Le 1 août 1995, Monsieur Gerard arrivé à l’âge de la retraite, les fermiers cessèrent leurs activités et ne conservèrent, que quelques jeunes bêtes (des tondeuses naturelles pour les prés).
Depuis lors Madame mène une vie calme et normale dans un foyer propre et accueillant. Quant à monsieur il est toujours aussi actif mais se consacre exclusivement à la restauration des bâtiments et des alentours. Il respecte le style de sa propriété même la grande barrière, accotée aux vieux piliers de calcaire a été forgée artisanalement. La potale, encastrée dans la petite forage, a été taillée dans un calcaire de 200 ans.
A la belle saison, des bacs de fleurs ornent l’habitation et les étables, même le perron est fleuri.Un parterre a remplacé le fumier au centre de la cour, repavée à l’ancienne.
1Le dessin représente une écrémeuse système Mélotte, à réservoir surbaissé et moteur électrique. Celui-ci peut, à l’aide d’une courroie actionner également la baratte ou le malaxeur. Le cas échéant, on peut faire fonctionner cette écrémeuse à la main.

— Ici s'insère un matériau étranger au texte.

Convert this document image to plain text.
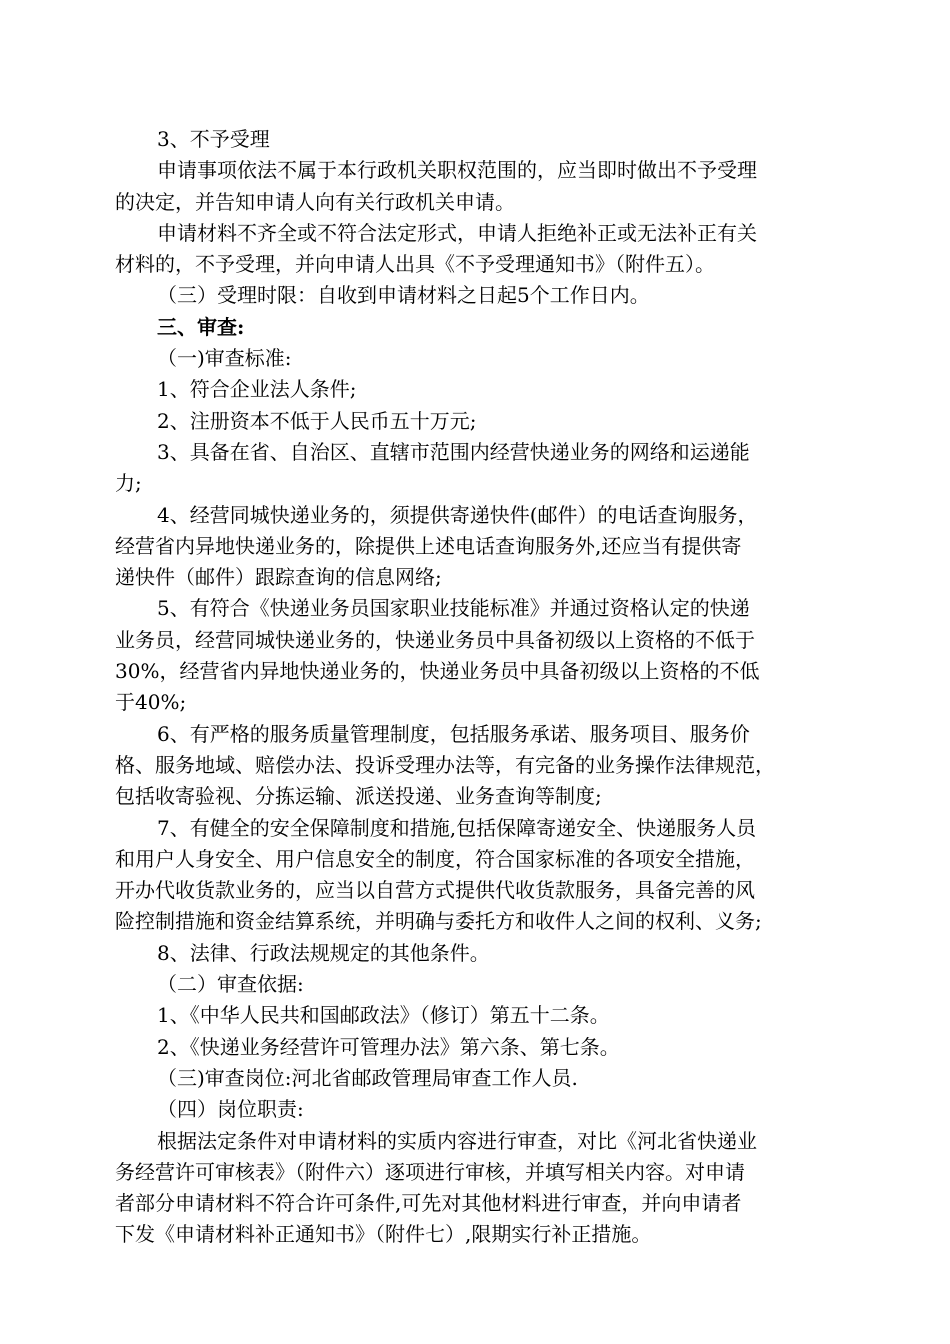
3、不予受理
申请事项依法不属于本行政机关职权范围的，应当即时做出不予受理
的决定，并告知申请人向有关行政机关申请。
申请材料不齐全或不符合法定形式，申请人拒绝补正或无法补正有关
材料的，不予受理，并向申请人出具《不予受理通知书》（附件五）。
（三）受理时限：自收到申请材料之日起5个工作日内。
三、审查:
（一)审查标准:
1、符合企业法人条件;
2、注册资本不低于人民币五十万元;
3、具备在省、自治区、直辖市范围内经营快递业务的网络和运递能
力;
4、经营同城快递业务的，须提供寄递快件(邮件）的电话查询服务，
经营省内异地快递业务的，除提供上述电话查询服务外,还应当有提供寄
递快件（邮件）跟踪查询的信息网络;
5、有符合《快递业务员国家职业技能标准》并通过资格认定的快递
业务员，经营同城快递业务的，快递业务员中具备初级以上资格的不低于
30%，经营省内异地快递业务的，快递业务员中具备初级以上资格的不低
于40%;
6、有严格的服务质量管理制度，包括服务承诺、服务项目、服务价
格、服务地域、赔偿办法、投诉受理办法等，有完备的业务操作法律规范，
包括收寄验视、分拣运输、派送投递、业务查询等制度;
7、有健全的安全保障制度和措施,包括保障寄递安全、快递服务人员
和用户人身安全、用户信息安全的制度，符合国家标准的各项安全措施，
开办代收货款业务的，应当以自营方式提供代收货款服务，具备完善的风
险控制措施和资金结算系统，并明确与委托方和收件人之间的权利、义务;
8、法律、行政法规规定的其他条件。
（二）审查依据:
1、《中华人民共和国邮政法》（修订）第五十二条。
2、《快递业务经营许可管理办法》第六条、第七条。
（三)审查岗位:河北省邮政管理局审查工作人员.
（四）岗位职责:
根据法定条件对申请材料的实质内容进行审查，对比《河北省快递业
务经营许可审核表》（附件六）逐项进行审核，并填写相关内容。对申请
者部分申请材料不符合许可条件,可先对其他材料进行审查，并向申请者
下发《申请材料补正通知书》（附件七）,限期实行补正措施。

Le lait versé dans le réservoir entre constamment dans la turbine en dessous. celle-ci tourne vivement, et par la force centrifuge, sépare la crème du lait maigre qui en sortent tous deux sans interruption et sont déversés dans deux récipients placés sous l’écrémeuse. Consommation d’électricité, environ 200 watts à l’heure?